As COVID-19 misinformation continues to spread, experts say many people who are sharing it don’t realize the harm they could be doing to others.
It’s not always easy to differentiate between what’s true and what’s not, especially on social media.
It’s exactly what Sally Baalbaki-Yassine teaches her students at Metropolitan State University in Denver: to pause before believing everything you see online because there are algorithms in place specifically directing that information at you.
“My biggest thing is teaching them to always be skeptical of what they see on social media. You just can’t trust everything. To be able to go past this overconfidence bias that we all have," Baalbaki-Yassine said. “We’ve given them permission to do that, right? Where we have agreed to all of these things that we don’t necessarily read that say they can track everything we do on the social media platform and they are using algorithms from like Siri for example, listening to what we say.”
Unlike disinformation, misinformation isn’t intended to mislead others, but it still can.
“So, if you’re already getting controversial information on other forms, that’s an easy way for a social media platform to be like, 'OK, this person is already absorbing this kind of information, let's give them more of this information,'" Baalbaki-Yassine said.
Anything that you see on social media has been purposely generated to get in front of your eyes.
“What you’re researching, even on Facebook, and who you’re following on Facebook will affect what kind of information you see in your news feed and then if you like certain things that your friends put on Facebook, then you’ll start getting that kind of information to show up as well," Baalbaki-Yassine said.
Experts say when you’re hungry for certainty and clarity, you can become more vulnerable to misinformation.
Jennifer Reich is a professor of sociology and explains it’s only natural for humans to want to feel the information they are getting is a guaranteed safety net.

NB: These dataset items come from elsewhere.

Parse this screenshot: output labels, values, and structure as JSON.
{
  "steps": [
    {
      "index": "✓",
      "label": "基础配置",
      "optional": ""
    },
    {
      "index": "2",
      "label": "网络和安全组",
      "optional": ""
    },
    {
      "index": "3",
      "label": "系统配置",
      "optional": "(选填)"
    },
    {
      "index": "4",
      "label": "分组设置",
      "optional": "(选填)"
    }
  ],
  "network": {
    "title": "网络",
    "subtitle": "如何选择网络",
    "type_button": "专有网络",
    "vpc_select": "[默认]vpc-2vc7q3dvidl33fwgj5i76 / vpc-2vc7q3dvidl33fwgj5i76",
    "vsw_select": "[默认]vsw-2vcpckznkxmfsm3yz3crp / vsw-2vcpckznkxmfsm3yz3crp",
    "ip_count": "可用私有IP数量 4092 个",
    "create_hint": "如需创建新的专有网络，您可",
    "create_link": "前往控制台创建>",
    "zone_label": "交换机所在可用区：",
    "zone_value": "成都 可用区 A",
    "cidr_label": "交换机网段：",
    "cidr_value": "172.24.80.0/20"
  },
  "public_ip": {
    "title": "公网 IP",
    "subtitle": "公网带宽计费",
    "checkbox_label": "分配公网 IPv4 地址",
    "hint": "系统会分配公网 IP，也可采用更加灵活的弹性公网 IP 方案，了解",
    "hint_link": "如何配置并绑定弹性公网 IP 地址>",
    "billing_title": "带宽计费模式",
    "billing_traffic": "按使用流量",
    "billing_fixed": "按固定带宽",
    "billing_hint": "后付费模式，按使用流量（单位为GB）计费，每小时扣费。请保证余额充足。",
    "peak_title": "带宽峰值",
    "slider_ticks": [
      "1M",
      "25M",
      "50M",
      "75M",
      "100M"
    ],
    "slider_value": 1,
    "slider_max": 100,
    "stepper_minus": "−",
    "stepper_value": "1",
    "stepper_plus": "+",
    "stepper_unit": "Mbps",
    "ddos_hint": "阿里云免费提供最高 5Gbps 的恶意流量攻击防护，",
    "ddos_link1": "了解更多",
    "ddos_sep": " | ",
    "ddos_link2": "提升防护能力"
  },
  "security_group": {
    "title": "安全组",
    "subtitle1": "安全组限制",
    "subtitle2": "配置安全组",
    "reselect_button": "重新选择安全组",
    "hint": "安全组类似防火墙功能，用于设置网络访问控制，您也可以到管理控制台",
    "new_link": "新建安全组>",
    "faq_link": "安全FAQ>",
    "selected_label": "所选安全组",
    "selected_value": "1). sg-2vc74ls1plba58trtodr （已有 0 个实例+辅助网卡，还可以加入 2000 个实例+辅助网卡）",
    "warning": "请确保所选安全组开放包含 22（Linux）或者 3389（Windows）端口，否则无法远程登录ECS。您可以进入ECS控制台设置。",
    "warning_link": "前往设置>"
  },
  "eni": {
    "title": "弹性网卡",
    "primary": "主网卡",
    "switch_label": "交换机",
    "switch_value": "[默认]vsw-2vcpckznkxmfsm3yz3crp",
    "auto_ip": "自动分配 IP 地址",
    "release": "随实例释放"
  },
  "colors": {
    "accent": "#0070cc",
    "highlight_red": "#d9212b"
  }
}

But that’s not the case with science, because there are always new discoveries.
“It’s important noting that when people lack official information that’s clear and trustworthy, they go to informal information. And it’s not exceptional. Most of us listen to our friends our family, people we think reflect our values and lifestyle, the people we trust," Reich said. “And so that level of uncertainty that surrounds us feels scary and it feels like it’s not trustworthy, and the challenge is that just because we don’t know everything, it doesn’t mean we don’t know anything. You know, science is constantly refining and learning and we’ve seen this with vaccines in the past.”
Researchers with the World Health Organization say there were at least 800 global deaths due to misinformation related to COVID-19 within the first three months of 2020.
“So, there’s a constant process of learning and refining, but living through that process can be really anxiety-provoking and those are the opportunities where official information can feel uncertain and people look for other kinds of information," Reich said. “One of the traits with misinformation is it’s often stated with great certainty and that’s kind of a flag when there is no room to say from what we know now, as we’re learning, right? The kind of things we would except a scientific process to unfold.”
Reich says that’s why so much misinformation has come out surrounding COVID-19 and the vaccine. As things are discovered, original information can be changed and more people become skeptical.
“And it’s not that it’s all true or untrue but often it’s competing information. So, there might be something that was shown to be true, and then it’s evolved in a way that doesn’t work scientifically and we’ve learned new things, but that becomes hard to challenge, hard to kill in a lot of ways and it’s still shared," Reich said.
Baalbaki-Yassine and Reich say self-educating is one of the best favors you can do for yourself, but sharing, on the other hand, has larger implications than you may realize.
“So, educating them and helping them understand, giving them digital literacy of it’s not the end all be all, and you should be always skeptical, do your research and don’t share it," Baalbaki-Yassine said.